A lot to unpack here. Great job explaining.
I have one question about the difference between incontext learning and prompt tuning with hard prompts. Are they synonymous?
Wow, you managed to make an 8 minute video on prompt tuning without actually talking about what it is or how one would even begin to implement it. All I gleaned from this is that it has something to do with embeddings… Do better IBM…
Very concise and information, but tell me, what technology do you use to write backwards so fast? Do you flip the board in post-production?
how do you get the AI to generate that tunable soft prompt?
What is unfancy design prompt?
As a newbee how come I be pro in propmt engineering
This is too abstract. Some concrete examples would have helped.
Is he writing backwards
Does anyone know how they do these videos where it appears that they are writing on the screen. That is so neat!
Excellent broad explanation of complex AI topics. One can then deep dive once a basic understanding is achieved ! Thank you
What data set for supervised learning is used in prompt tuning
How do you discover the correct soft prompts?
crisp and informative
More important question, what type of smart/whiteboard are you using?? I love it!
You should make a guide on FlowGPT / Poe that delves into operators, delimiters, markdown, formatting, and syntax. I've been experimenting on these sites for a while, and the things they can do with prompts are mind-blowing.
This that soft prompt is basically a trainable parameters, which also undergoing backpropagation and its weights are updated? Just like LoRA method, where you attach new trainable parameters to the model and train only those new parameters.

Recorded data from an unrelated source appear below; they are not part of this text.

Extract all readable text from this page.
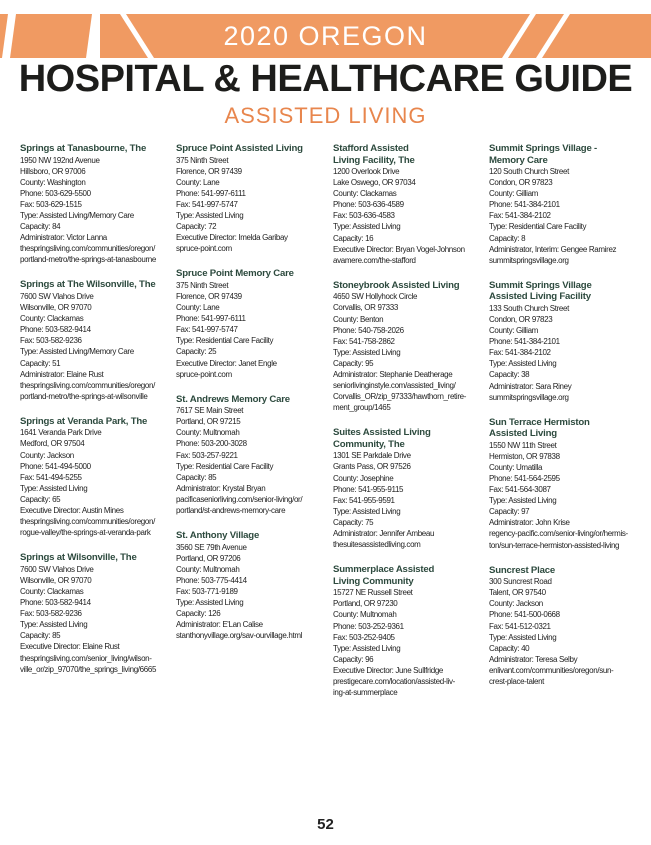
2020 OREGON
HOSPITAL & HEALTHCARE GUIDE
ASSISTED LIVING
Springs at Tanasbourne, The
1950 NW 192nd Avenue
Hillsboro, OR 97006
County: Washington
Phone: 503-629-5500
Fax: 503-629-1515
Type: Assisted Living/Memory Care
Capacity: 84
Administrator: Victor Lanna
thespringsliving.com/communities/oregon/
portland-metro/the-springs-at-tanasbourne
Springs at The Wilsonville, The
7600 SW Vlahos Drive
Wilsonville, OR 97070
County: Clackamas
Phone: 503-582-9414
Fax: 503-582-9236
Type: Assisted Living/Memory Care
Capacity: 51
Administrator: Elaine Rust
thespringsliving.com/communities/oregon/
portland-metro/the-springs-at-wilsonville
Springs at Veranda Park, The
1641 Veranda Park Drive
Medford, OR 97504
County: Jackson
Phone: 541-494-5000
Fax: 541-494-5255
Type: Assisted Living
Capacity: 65
Executive Director: Austin Mines
thespringsliving.com/communities/oregon/
rogue-valley/the-springs-at-veranda-park
Springs at Wilsonville, The
7600 SW Vlahos Drive
Wilsonville, OR 97070
County: Clackamas
Phone: 503-582-9414
Fax: 503-582-9236
Type: Assisted Living
Capacity: 85
Executive Director: Elaine Rust
thespringsliving.com/senior_living/wilson-
ville_or/zip_97070/the_springs_living/6665
Spruce Point Assisted Living
375 Ninth Street
Florence, OR 97439
County: Lane
Phone: 541-997-6111
Fax: 541-997-5747
Type: Assisted Living
Capacity: 72
Executive Director: Imelda Garibay
spruce-point.com
Spruce Point Memory Care
375 Ninth Street
Florence, OR 97439
County: Lane
Phone: 541-997-6111
Fax: 541-997-5747
Type: Residential Care Facility
Capacity: 25
Executive Director: Janet Engle
spruce-point.com
St. Andrews Memory Care
7617 SE Main Street
Portland, OR 97215
County: Multnomah
Phone: 503-200-3028
Fax: 503-257-9221
Type: Residential Care Facility
Capacity: 85
Administrator: Krystal Bryan
pacificaseniorliving.com/senior-living/or/
portland/st-andrews-memory-care
St. Anthony Village
3560 SE 79th Avenue
Portland, OR 97206
County: Multnomah
Phone: 503-775-4414
Fax: 503-771-9189
Type: Assisted Living
Capacity: 126
Administrator: E'Lan Calise
stanthonyvillage.org/sav-ourvillage.html
Stafford Assisted
Living Facility, The
1200 Overlook Drive
Lake Oswego, OR 97034
County: Clackamas
Phone: 503-636-4589
Fax: 503-636-4583
Type: Assisted Living
Capacity: 16
Executive Director: Bryan Vogel-Johnson
avamere.com/the-stafford
Stoneybrook Assisted Living
4650 SW Hollyhock Circle
Corvallis, OR 97333
County: Benton
Phone: 540-758-2026
Fax: 541-758-2862
Type: Assisted Living
Capacity: 95
Administrator: Stephanie Deatherage
seniorlivinginstyle.com/assisted_living/
Corvallis_OR/zip_97333/hawthorn_retire-
ment_group/1465
Suites Assisted Living
Community, The
1301 SE Parkdale Drive
Grants Pass, OR 97526
County: Josephine
Phone: 541-955-9115
Fax: 541-955-9591
Type: Assisted Living
Capacity: 75
Administrator: Jennifer Ambeau
thesuitesassistedliving.com
Summerplace Assisted
Living Community
15727 NE Russell Street
Portland, OR 97230
County: Multnomah
Phone: 503-252-9361
Fax: 503-252-9405
Type: Assisted Living
Capacity: 96
Executive Director: June Sullfridge
prestigecare.com/location/assisted-liv-
ing-at-summerplace
Summit Springs Village -
Memory Care
120 South Church Street
Condon, OR 97823
County: Gilliam
Phone: 541-384-2101
Fax: 541-384-2102
Type: Residential Care Facility
Capacity: 8
Administrator, Interim: Gengee Ramirez
summitspringsvillage.org
Summit Springs Village
Assisted Living Facility
133 South Church Street
Condon, OR 97823
County: Gilliam
Phone: 541-384-2101
Fax: 541-384-2102
Type: Assisted Living
Capacity: 38
Administrator: Sara Riney
summitspringsvillage.org
Sun Terrace Hermiston
Assisted Living
1550 NW 11th Street
Hermiston, OR 97838
County: Umatilla
Phone: 541-564-2595
Fax: 541-564-3087
Type: Assisted Living
Capacity: 97
Administrator: John Krise
regency-pacific.com/senior-living/or/hermis-
ton/sun-terrace-hermiston-assisted-living
Suncrest Place
300 Suncrest Road
Talent, OR 97540
County: Jackson
Phone: 541-500-0668
Fax: 541-512-0321
Type: Assisted Living
Capacity: 40
Administrator: Teresa Selby
enlivant.com/communities/oregon/sun-
crest-place-talent
52
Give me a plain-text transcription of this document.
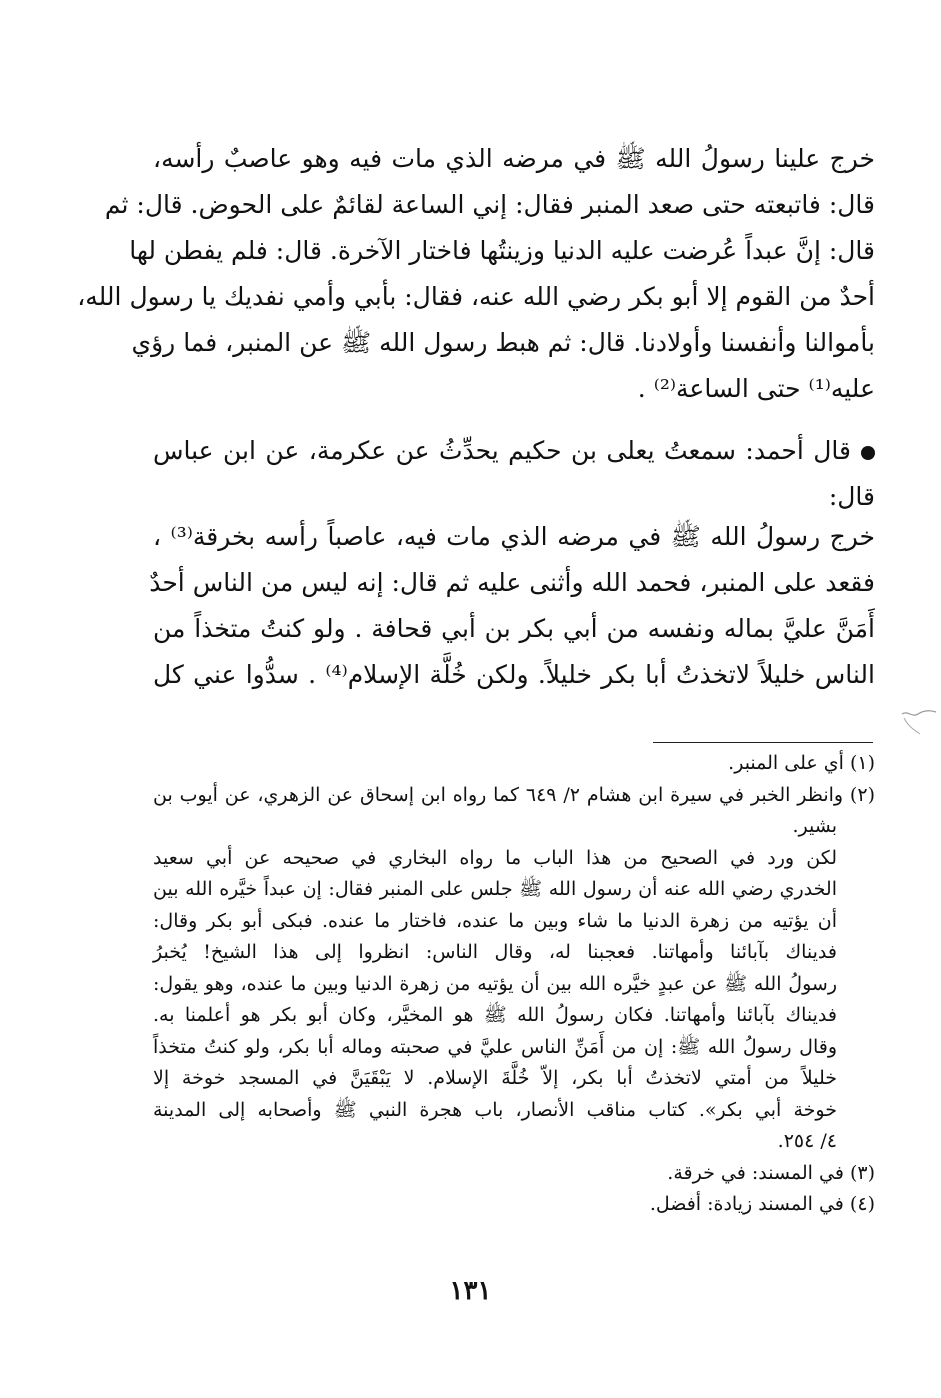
خرج علينا رسولُ الله ﷺ في مرضه الذي مات فيه وهو عاصبٌ رأسه،
قال: فاتبعته حتى صعد المنبر فقال: إني الساعة لقائمٌ على الحوض. قال: ثم
قال: إنَّ عبداً عُرضت عليه الدنيا وزينتُها فاختار الآخرة. قال: فلم يفطن لها
أحدٌ من القوم إلا أبو بكر رضي الله عنه، فقال: بأبي وأمي نفديك يا رسول الله،
بأموالنا وأنفسنا وأولادنا. قال: ثم هبط رسول الله ﷺ عن المنبر، فما رؤي
عليه⁽¹⁾ حتى الساعة⁽²⁾ .
قال أحمد: سمعتُ يعلى بن حكيم يحدِّثُ عن عكرمة، عن ابن عباس
قال:
خرج رسولُ الله ﷺ في مرضه الذي مات فيه، عاصباً رأسه بخرقة⁽³⁾ ،
فقعد على المنبر، فحمد الله وأثنى عليه ثم قال: إنه ليس من الناس أحدٌ
أَمَنَّ عليَّ بماله ونفسه من أبي بكر بن أبي قحافة . ولو كنتُ متخذاً من
الناس خليلاً لاتخذتُ أبا بكر خليلاً. ولكن خُلَّة الإسلام⁽⁴⁾ . سدُّوا عني كل
(١) أي على المنبر.
(٢) وانظر الخبر في سيرة ابن هشام ٢/ ٦٤٩ كما رواه ابن إسحاق عن الزهري، عن أيوب بن
بشير.
لكن ورد في الصحيح من هذا الباب ما رواه البخاري في صحيحه عن أبي سعيد
الخدري رضي الله عنه أن رسول الله ﷺ جلس على المنبر فقال: إن عبداً خيَّره الله بين
أن يؤتيه من زهرة الدنيا ما شاء وبين ما عنده، فاختار ما عنده. فبكى أبو بكر وقال:
فديناك بآبائنا وأمهاتنا. فعجبنا له، وقال الناس: انظروا إلى هذا الشيخ! يُخبرُ
رسولُ الله ﷺ عن عبدٍ خيَّره الله بين أن يؤتيه من زهرة الدنيا وبين ما عنده، وهو يقول:
فديناك بآبائنا وأمهاتنا. فكان رسولُ الله ﷺ هو المخيَّر، وكان أبو بكر هو أعلمنا به.
وقال رسولُ الله ﷺ: إن من أَمَنِّ الناس عليَّ في صحبته وماله أبا بكر، ولو كنتُ متخذاً
خليلاً من أمتي لاتخذتُ أبا بكر، إلاّ خُلَّةَ الإسلام. لا يَبْقَيَنَّ في المسجد خوخة إلا
خوخة أبي بكر». كتاب مناقب الأنصار، باب هجرة النبي ﷺ وأصحابه إلى المدينة
٤/ ٢٥٤.
(٣) في المسند: في خرقة.
(٤) في المسند زيادة: أفضل.
١٣١
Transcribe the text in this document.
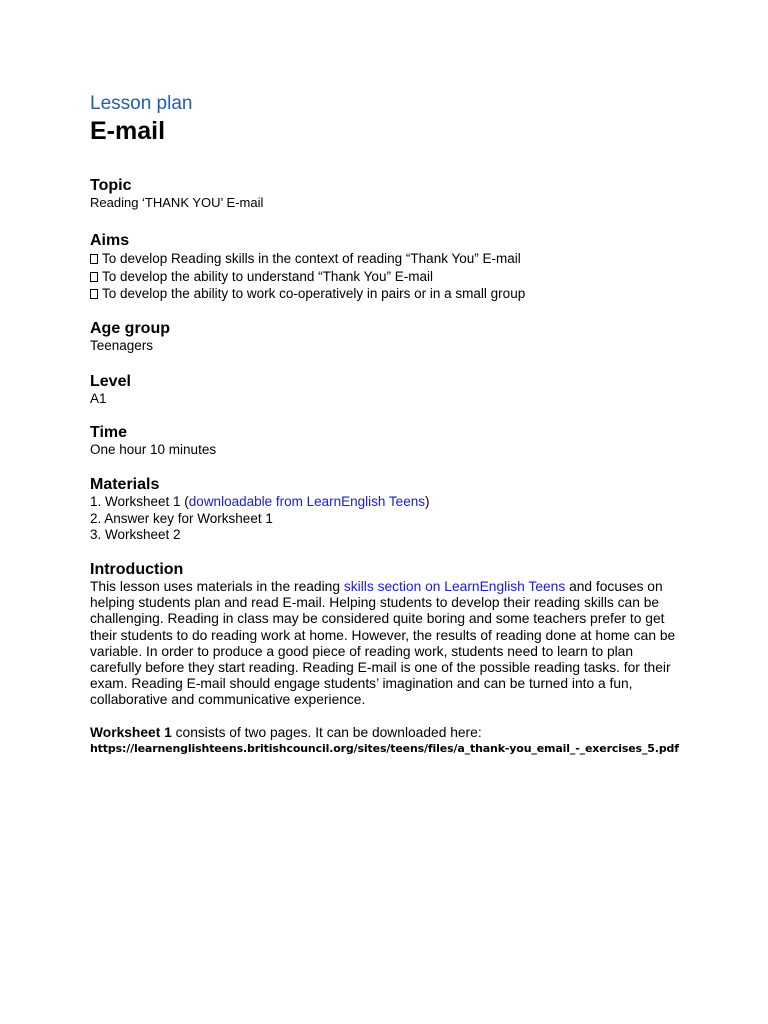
Lesson plan

E-mail

Topic

Reading ‘THANK YOU’ E-mail

Aims

To develop Reading skills in the context of reading “Thank You” E-mail

To develop the ability to understand “Thank You” E-mail

To develop the ability to work co-operatively in pairs or in a small group

Age group

Teenagers

Level

A1

Time

One hour 10 minutes

Materials

1. Worksheet 1 (downloadable from LearnEnglish Teens)

2. Answer key for Worksheet 1

3. Worksheet 2

Introduction

This lesson uses materials in the reading skills section on LearnEnglish Teens and focuses on helping students plan and read E-mail. Helping students to develop their reading skills can be challenging. Reading in class may be considered quite boring and some teachers prefer to get their students to do reading work at home. However, the results of reading done at home can be variable. In order to produce a good piece of reading work, students need to learn to plan carefully before they start reading. Reading E-mail is one of the possible reading tasks. for their exam. Reading E-mail should engage students’ imagination and can be turned into a fun, collaborative and communicative experience.

Worksheet 1 consists of two pages. It can be downloaded here:

https://learnenglishteens.britishcouncil.org/sites/teens/files/a_thank-you_email_-_exercises_5.pdf
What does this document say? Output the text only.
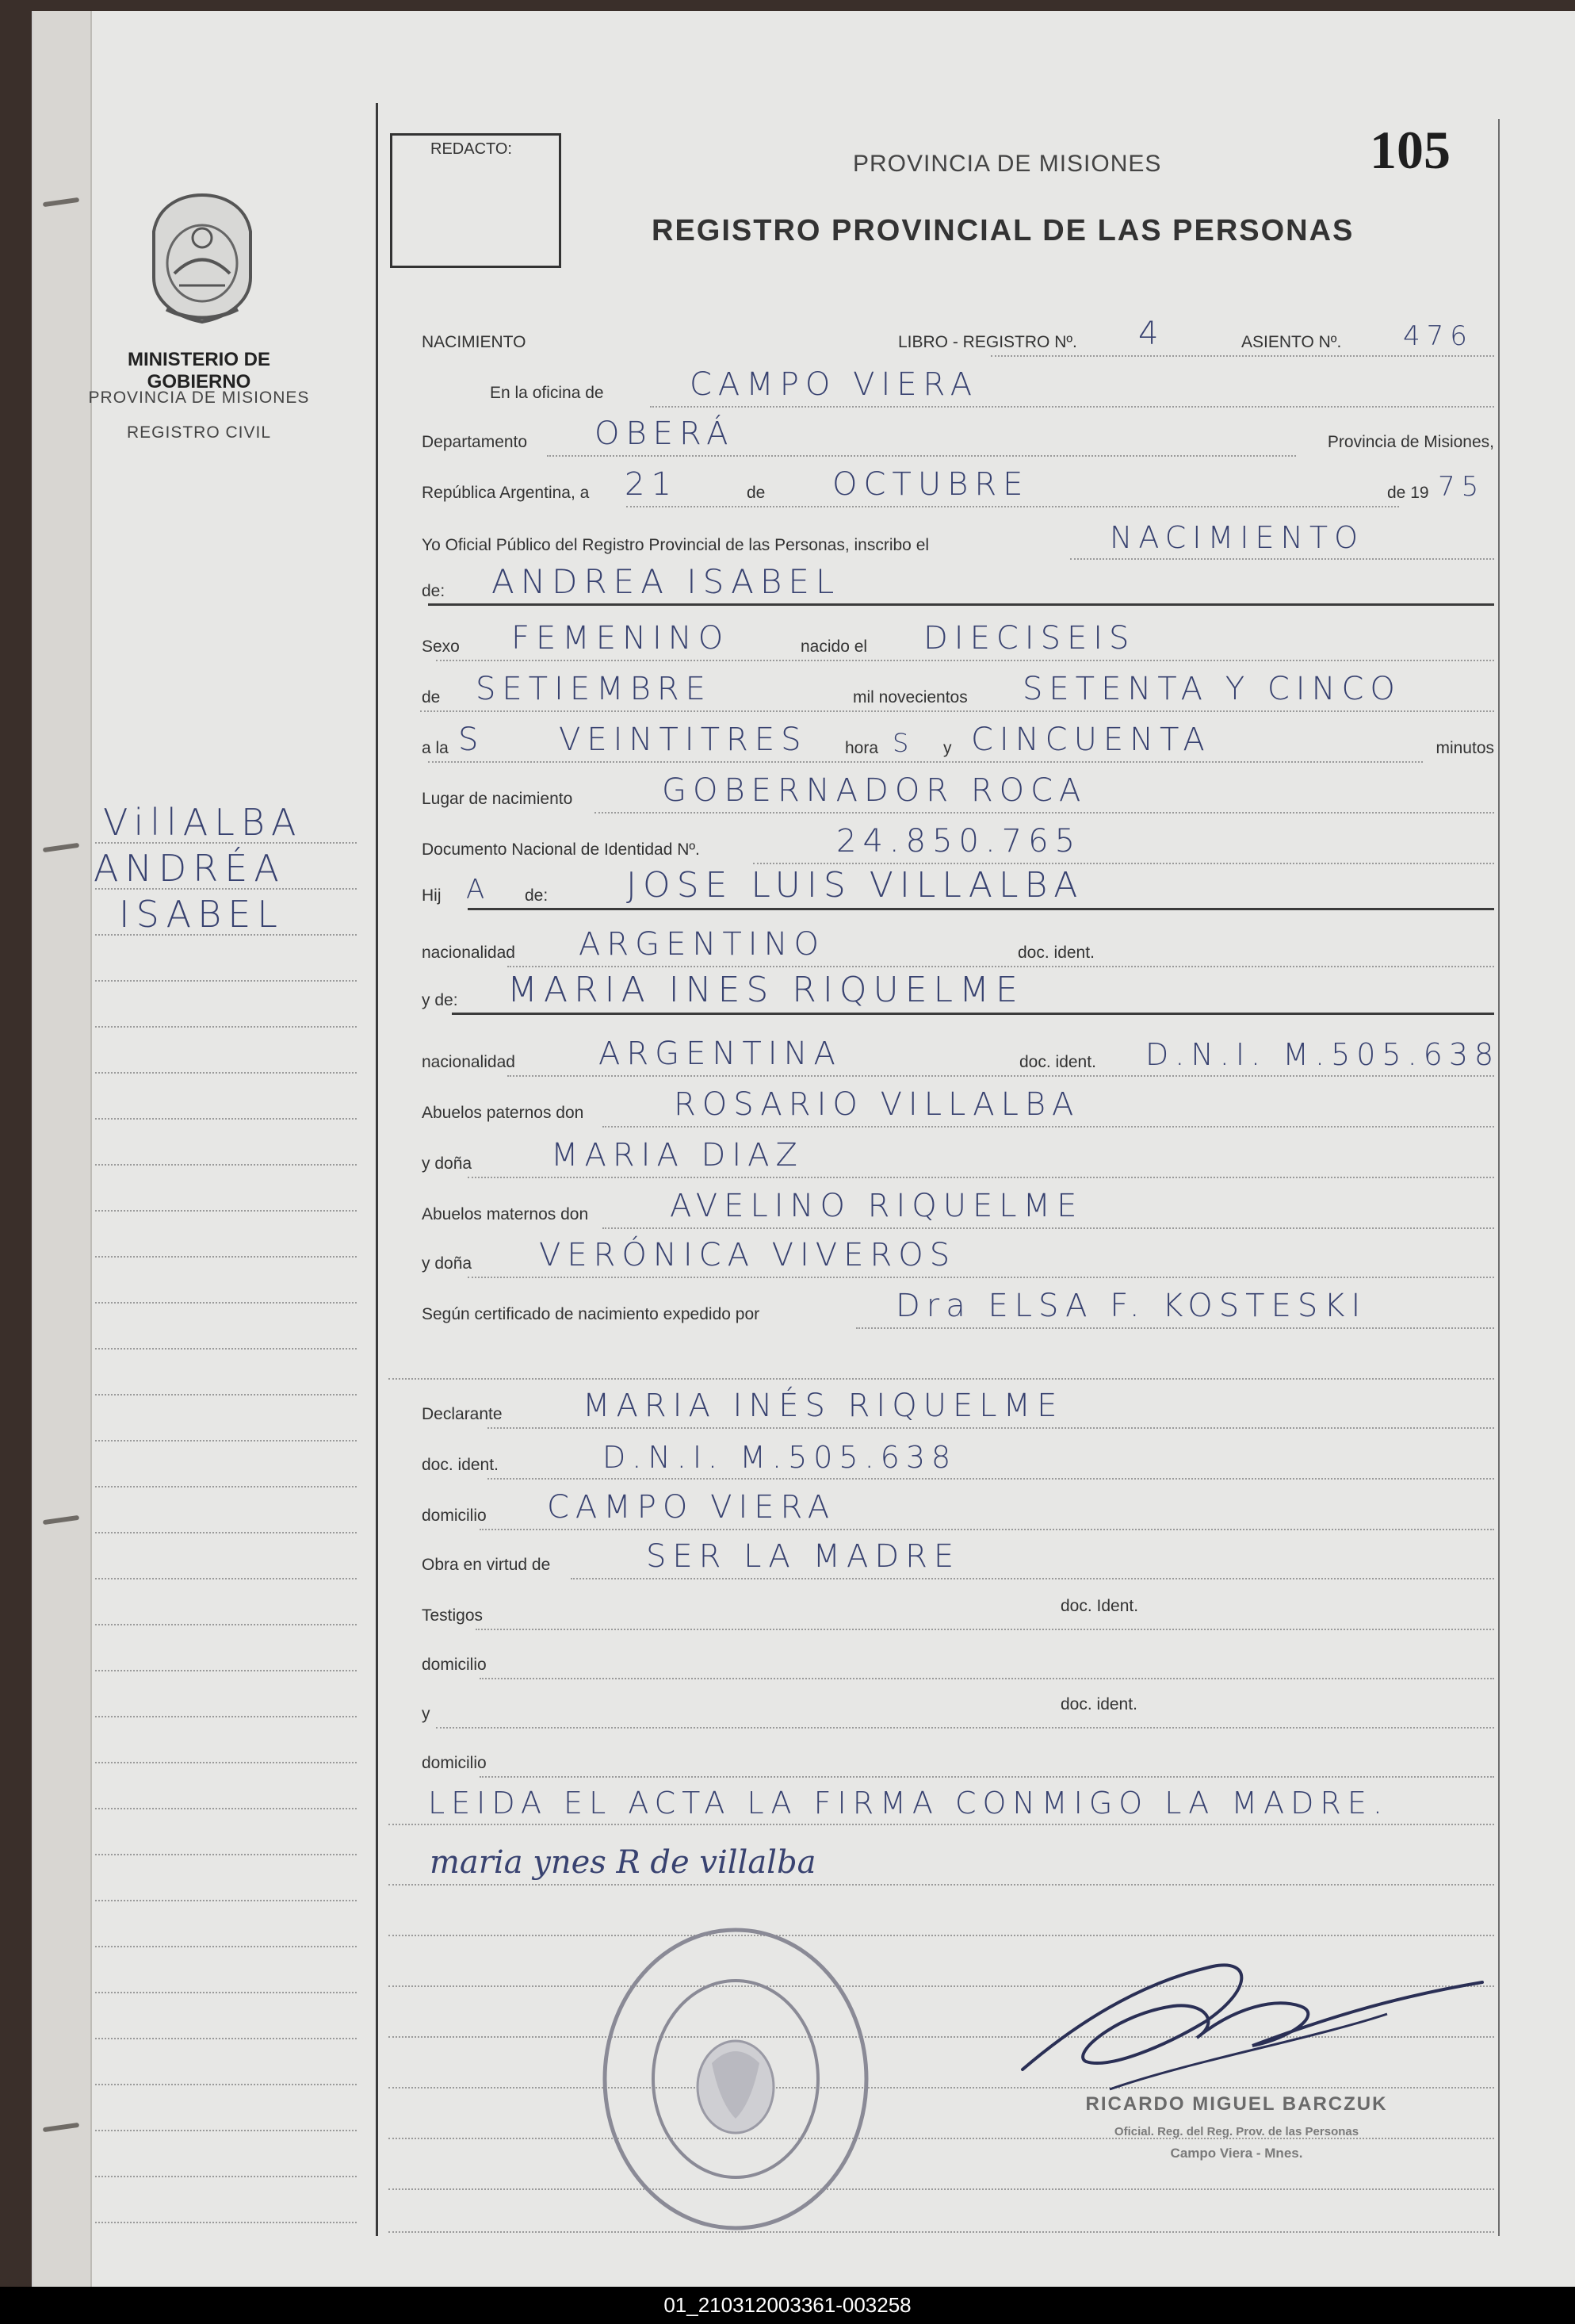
105
REDACTO:
PROVINCIA DE MISIONES
REGISTRO PROVINCIAL DE LAS PERSONAS
MINISTERIO DE GOBIERNO
PROVINCIA DE MISIONES
REGISTRO CIVIL
VillALBA
ANDRÉA
ISABEL
NACIMIENTO	LIBRO - REGISTRO Nº. 4	ASIENTO Nº. 476
En la oficina de	CAMPO VIERA
Departamento OBERÁ	Provincia de Misiones,
República Argentina, a 21	de OCTUBRE	de 19 75
Yo Oficial Público del Registro Provincial de las Personas, inscribo el	NACIMIENTO
de: ANDREA ISABEL
Sexo FEMENINO	nacido el DIECISEIS
de SETIEMBRE	mil novecientos SETENTA Y CINCO
a la S VEINTITRES hora S y CINCUENTA	minutos
Lugar de nacimiento	GOBERNADOR ROCA
Documento Nacional de Identidad Nº.	24.850.765
Hij A de: JOSE LUIS VILLALBA
nacionalidad ARGENTINO	doc. ident.
y de: MARIA INES RIQUELME
nacionalidad	ARGENTINA	doc. ident. D.N.I. M.505.638
Abuelos paternos don	ROSARIO VILLALBA
y doña MARIA DIAZ
Abuelos maternos don	AVELINO RIQUELME
y doña VERÓNICA VIVEROS
Según certificado de nacimiento expedido por	Dra ELSA F. KOSTESKI
Declarante	MARIA INÉS RIQUELME
doc. ident.	D.N.I. M.505.638
domicilio CAMPO VIERA
Obra en virtud de	SER LA MADRE
Testigos
doc. Ident.
domicilio
y
doc. ident.
domicilio
LEIDA EL ACTA LA FIRMA CONMIGO LA MADRE.
maria ynes R de villalba
RICARDO MIGUEL BARCZUK
Oficial. Reg. del Reg. Prov. de las Personas
Campo Viera - Mnes.
01_210312003361-003258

So how do I get to those "soft prompts"? Do you have to use prelabeled examples for that?
Thanks for the explanation, but still how could someone succeed in prompt engineering practically
A joke by ChatGPT:
Why did the Large Language Model (LLM) turn down a job as a DJ?
Because it thought "Prompt Tuning" meant it would have to constantly change the music!
IBM could go for the plunge and make a Quantum computer with 10 million Quantum computer chips with 1000 Qubits and optical circuits instead of just one chip.
ChatGPT is not an LLM lol
Could you please explain a little detail about the strings of numbers how those are indexed? Are those some sort of abstraction that we fully understand!
Very informative lecture is this one… Probably everyone should have a little expertise in prompt engineering skill in near future.
We are trying to create a chatbot using OpenAI API and the response should be limited to the specific topic and it should not respond to the user queries which are not related to the topic. What is the best way to achieve this ? Prompt engineering or prompt tuning ?
Hi, nice talk by the way, but what about some examples of soft turning, i understand is human unreadable, but how exactly you achieve that ? by writing some code ? extra tools ? plugins ? thanks a lot for your reply 🙂
funny & informative 👏👏👏
Really like these summarization videos on this channel. While they do not go into depth, I appreciate the overarching concepts being outlined and put into context in a clean way without throwing overly specific stuff in the mix.